Vote for nuclear Iran, then march in Israel Day parade?

Every year, New York hosts a "Celebrate Israel" parade. 

On that day, tens of thousands of enthusiastic marchers are greeted by tens of thousands of enthusiastic supporters of Israel along much of the length of 5th Avenue. 

Politics being what it is, New York politicians – both elected and aspiring – take part in the parade, to put on display their friendship with Israel. 

And this year, they have one other – although somewhat harder – way to show that friendship: the Senate and the House will vote on Obama's Iran deal, the deal that grants Iran's nuclear program full legitimacy 15 years from now. 

While Israel and her friends are appalled at the resulting dramatic strengthening of the mullahs, and the danger it poses to Israel (and for that matter, America), Obama is leaning hard on senators and congressmen to vote "yes."    

Some – like Senator Gillibrand – stated that they plan to vote for the deal.  We have not yet heard that she, or other suchlike, have changed their minds. 

And so I have this question: should those who can show their friendship with Israel by voting against the deal, and yet choose not to, be allowed to march in the parade, and tout themselves as "friends of Israel" so as to garner the votes of Israel's friends?

What kind of friendship is that – the friendship that is paraded around yet forgotten the moment things get tough?  What good is the friendship exercised the Obama way – by pushing the friend around, on the pretense that it is done for that friend's own sake because the friend is too stupid to know what is good for him?

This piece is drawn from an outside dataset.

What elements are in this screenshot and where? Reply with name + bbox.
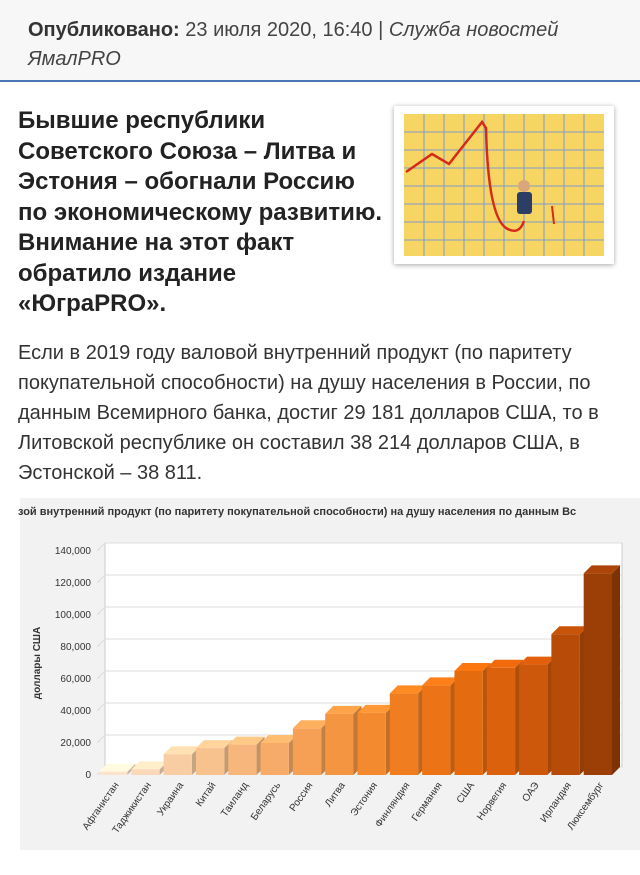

Why would friends engage in unfriendly actions?  And why pretend they didn't?

Why would the enablers of nuclear Iran be marching in the Celebrate Israel parade?

Why won't the organizers announce right now, loud and clear, that any such pseudo-friend, any politician who does not vote against the deal will not be invited?

The need to explain their absence from the Celebrate Israel parade to Israel's friends should give those politicians an added reason to think carefully when casting their votes to enable nuclear Iran.  Hopefully it will help them make a right, even if politically difficult, choice.

Let us put politicians on notice: if you are not with us, we won't be with you.  It's that simple.